●動物分類学上の位置
- 脊椎動物門:Vertebrata
- 鳥類綱:Aves
- 水禽目:Natatores
- 雁鴨科:Lamellirsstres
- 雁属 :Anser
- 鵞鳥(ガチョウ):Anser domesticus L.
ガチョウの起源
野生のガン(雁)を家畜化したものです。これに3つの起源が考えられています。
●ヨーロッパおよび北アジアに広く野棲する灰色雁(Anser anser)および真雁(Anser albifrons)からでたヨーロッパ原産のもの
●ナイル渓谷に野棲するナイル雁(Chenalopex aegytiacus)からでたエジプト原産のもの。
●中国北部に野棲する酒面雁(Cygnopsis)からでた中国産のもの。
ガチョウの飼育は古代エジプトがもっとも古く、B.C. 2000~3000年ころからと推定されています。ただし、現在エジプト原産のガチョウは、その分布範囲も狭く、数も少ない。
ヨーロッパでは、ギリシャのホーマー時代に、すでにガチョウが飼われており、バビロニヤ地方から輸入されたとみられています。
また、中国もガチョウ家畜化の年代は、相当古いといわれています。
日本における歴史
中国より輸入されたのか、またもともと本邦にあったのか不明です。
文献に現れた最初は、雄略天皇の朝に呉からガチョウの献納があったことがあります。また、足利時代にはすでに食用になっています。
徳川時代に肉が賞味されていたことを示す文献もあります。
明治維新前に、ヨーロッパ種が長崎を経て、京都その他にも入っています。明治初期には、白色支那種が本邦のガチョウの大部分でした。
その後、漸次、欧米種が輸入され、本邦では大体、観賞用や品評会用でした。食用としてはわずかに、クリスマスの食卓に特別の人が用いる程度でした。

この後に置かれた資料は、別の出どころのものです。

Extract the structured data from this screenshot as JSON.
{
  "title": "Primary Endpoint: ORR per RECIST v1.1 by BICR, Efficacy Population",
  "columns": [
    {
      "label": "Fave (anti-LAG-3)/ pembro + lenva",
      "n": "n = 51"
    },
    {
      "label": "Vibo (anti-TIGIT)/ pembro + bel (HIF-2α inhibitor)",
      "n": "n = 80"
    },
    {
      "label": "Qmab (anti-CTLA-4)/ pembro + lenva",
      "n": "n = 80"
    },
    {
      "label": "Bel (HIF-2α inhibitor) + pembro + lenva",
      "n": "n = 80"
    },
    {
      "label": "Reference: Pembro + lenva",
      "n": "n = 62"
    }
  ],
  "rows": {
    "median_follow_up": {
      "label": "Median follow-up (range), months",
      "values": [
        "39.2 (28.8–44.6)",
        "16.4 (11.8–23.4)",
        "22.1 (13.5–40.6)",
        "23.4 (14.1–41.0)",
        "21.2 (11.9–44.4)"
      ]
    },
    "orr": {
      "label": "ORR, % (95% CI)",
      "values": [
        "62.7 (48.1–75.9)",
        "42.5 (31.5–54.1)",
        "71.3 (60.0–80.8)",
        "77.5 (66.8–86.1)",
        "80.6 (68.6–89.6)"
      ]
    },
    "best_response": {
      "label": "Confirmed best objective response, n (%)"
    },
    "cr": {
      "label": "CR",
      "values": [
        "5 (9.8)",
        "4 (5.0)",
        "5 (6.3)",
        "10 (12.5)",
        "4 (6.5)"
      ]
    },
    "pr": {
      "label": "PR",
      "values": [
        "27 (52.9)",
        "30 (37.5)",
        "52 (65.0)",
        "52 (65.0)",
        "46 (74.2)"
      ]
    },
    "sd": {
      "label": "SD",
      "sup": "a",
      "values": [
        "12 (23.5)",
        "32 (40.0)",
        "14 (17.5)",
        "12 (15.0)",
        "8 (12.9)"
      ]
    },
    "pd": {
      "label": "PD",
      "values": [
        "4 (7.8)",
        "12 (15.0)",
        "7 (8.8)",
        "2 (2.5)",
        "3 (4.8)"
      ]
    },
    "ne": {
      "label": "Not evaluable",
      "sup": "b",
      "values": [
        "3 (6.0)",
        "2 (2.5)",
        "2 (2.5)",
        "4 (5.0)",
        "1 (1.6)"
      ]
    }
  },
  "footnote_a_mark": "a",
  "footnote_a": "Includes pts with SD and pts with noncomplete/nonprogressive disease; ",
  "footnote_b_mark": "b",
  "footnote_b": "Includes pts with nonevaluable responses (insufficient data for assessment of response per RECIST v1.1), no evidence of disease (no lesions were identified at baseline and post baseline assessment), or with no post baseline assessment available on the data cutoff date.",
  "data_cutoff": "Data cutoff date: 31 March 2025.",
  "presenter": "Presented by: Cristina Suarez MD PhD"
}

ついに、ふつうの食用として飼育されるまでにはいたらずに、現在に至ります。
品種の分類法
主な用途は肉用ですから、すべて肉用種というべきのものでしょう。とくに産卵の多いものは、いまだ育種されていません。
白色シナガチョウ(White Chinese)
中国大陸北部の原産。シナガチョウには、羽装の白色と褐色とのものがありますが、白色が多い。近年、アメリカに輸入されて改良されました。
外観
羽装白色、頭部前端にコブがあります。体格はガチョウとしては小型で、成体重は、雌4.5kg、雄は5.5kg
能力
産卵数は年間40個くらいで、卵重は160g。強健で飼いやすく、肉質も比較的良い。
外敵に対する警戒心は、ガチョウのうち、これが最強です。
分布
アメリカ、カナダに多い。
本邦にいるガチョウの大部分は本種ですが、その羽数は少ない。